- Born: February 24, 1957 (age 68) Los Angeles, California, U.S.
- Occupation: Economics professor

Academic background
- Education: University of California, Santa Barbara (BA) University of Rochester (MA, PhD)
- Thesis: The Macroeconomic Effects of War Finance in the United States (1997)
- Doctoral advisor: Thomas F. Cooley

Academic work
- Discipline: Macroeconomics
- Institutions: University of Pennsylvania (1992–1995) University of Minnesota (1995–1999) University of California, Los Angeles (2000–present) University of Arizona (2010–present) Hoover Institution, Stanford University (2011–present)

= Lee Ohanian =

American economist, columnist and author

Lee Edward Ohanian (born February 24, 1957) is an American economist, columnist, and author. He is a professor of economics at the University of California, Los Angeles, and serves as a senior fellow at the Hoover Institution of Stanford University. Ohanian previously taught at the University of Minnesota, the University of Pennsylvania, the Stockholm School of Economics, and was a consultant to the Federal Reserve Bank of Minneapolis.

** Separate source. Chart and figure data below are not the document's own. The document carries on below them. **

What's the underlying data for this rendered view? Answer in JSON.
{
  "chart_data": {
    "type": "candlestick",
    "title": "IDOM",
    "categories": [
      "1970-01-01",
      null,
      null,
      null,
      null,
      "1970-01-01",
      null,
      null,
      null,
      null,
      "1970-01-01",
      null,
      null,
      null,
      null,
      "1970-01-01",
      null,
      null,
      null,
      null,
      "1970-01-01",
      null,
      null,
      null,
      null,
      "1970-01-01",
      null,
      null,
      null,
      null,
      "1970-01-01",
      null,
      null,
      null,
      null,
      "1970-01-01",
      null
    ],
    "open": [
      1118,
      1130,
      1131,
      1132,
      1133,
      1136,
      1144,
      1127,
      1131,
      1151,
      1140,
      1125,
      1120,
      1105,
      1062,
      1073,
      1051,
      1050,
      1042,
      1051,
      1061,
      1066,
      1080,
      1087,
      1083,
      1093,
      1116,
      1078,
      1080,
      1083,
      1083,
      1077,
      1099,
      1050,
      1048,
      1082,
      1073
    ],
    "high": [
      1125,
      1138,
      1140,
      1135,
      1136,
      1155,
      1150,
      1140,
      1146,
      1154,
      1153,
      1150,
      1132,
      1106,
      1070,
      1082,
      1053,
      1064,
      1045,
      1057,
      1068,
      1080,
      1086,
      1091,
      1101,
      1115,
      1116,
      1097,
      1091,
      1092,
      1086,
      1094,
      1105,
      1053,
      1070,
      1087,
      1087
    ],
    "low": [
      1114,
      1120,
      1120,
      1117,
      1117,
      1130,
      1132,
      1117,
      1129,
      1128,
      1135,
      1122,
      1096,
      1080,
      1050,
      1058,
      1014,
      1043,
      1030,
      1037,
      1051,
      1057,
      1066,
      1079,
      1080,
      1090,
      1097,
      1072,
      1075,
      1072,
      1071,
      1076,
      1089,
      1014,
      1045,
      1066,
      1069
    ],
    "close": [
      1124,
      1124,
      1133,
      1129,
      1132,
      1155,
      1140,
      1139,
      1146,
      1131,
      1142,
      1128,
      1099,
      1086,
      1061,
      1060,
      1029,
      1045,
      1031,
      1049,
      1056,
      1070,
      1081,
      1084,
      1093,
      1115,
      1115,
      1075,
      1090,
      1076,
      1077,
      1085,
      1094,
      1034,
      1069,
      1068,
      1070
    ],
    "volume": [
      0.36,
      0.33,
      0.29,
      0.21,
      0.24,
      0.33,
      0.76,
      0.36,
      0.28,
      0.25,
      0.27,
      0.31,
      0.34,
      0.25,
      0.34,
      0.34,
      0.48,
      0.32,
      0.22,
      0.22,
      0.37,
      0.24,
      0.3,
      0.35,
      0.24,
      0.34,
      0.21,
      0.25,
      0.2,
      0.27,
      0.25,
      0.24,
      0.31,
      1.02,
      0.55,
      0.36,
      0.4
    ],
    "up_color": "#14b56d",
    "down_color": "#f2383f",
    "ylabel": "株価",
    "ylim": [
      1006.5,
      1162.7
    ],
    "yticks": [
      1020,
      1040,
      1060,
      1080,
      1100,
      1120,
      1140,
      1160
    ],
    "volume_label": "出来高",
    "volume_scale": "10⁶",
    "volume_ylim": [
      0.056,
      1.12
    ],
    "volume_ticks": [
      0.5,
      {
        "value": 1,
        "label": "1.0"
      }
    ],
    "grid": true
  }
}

== Early life and education ==
Ohanian was born in Los Angeles, California. He matriculated at the University of California, Santa Barbara, graduating in 1979 with an undergraduate degree in economics, summa cum laude, and going on to earn a master's degree from the University of Rochester. After earning his degree, Ohanian pursued a career as a business economist, becoming the vice-president of Security Pacific Bank. In 1988, he returned to the University of Rochester on a Wallis fellowship to complete a PhD in economics. In his dissertation, "The Macroeconomic Effects of War Finance in the US: World War II and the Korean War" published in the American Economic Review while he was a professor at the University of Minnesota, Ohanian examined the macroeconomics of war finance.

== Academic career ==
Upon completing his dissertation, Ohanian joined the faculty of the University of Pennsylvania, teaching there for three years before becoming an associate professor of economics at the University of Minnesota. In 1999, he joined the economics faculty of the University of California, Los Angeles where, between 2000 and 2004, he became vice-chair of its economics department. Throughout his career, Ohanian served as an advisor to multiple Federal Reserve banks, foreign Central banks, and the National Science Foundation.

He is a research associate at the National Bureau of Economic Research, where he is co-director of its "Macroeconomics across Time and Space" program. He has written for The Wall Street Journal, Forbes, and Newsweek.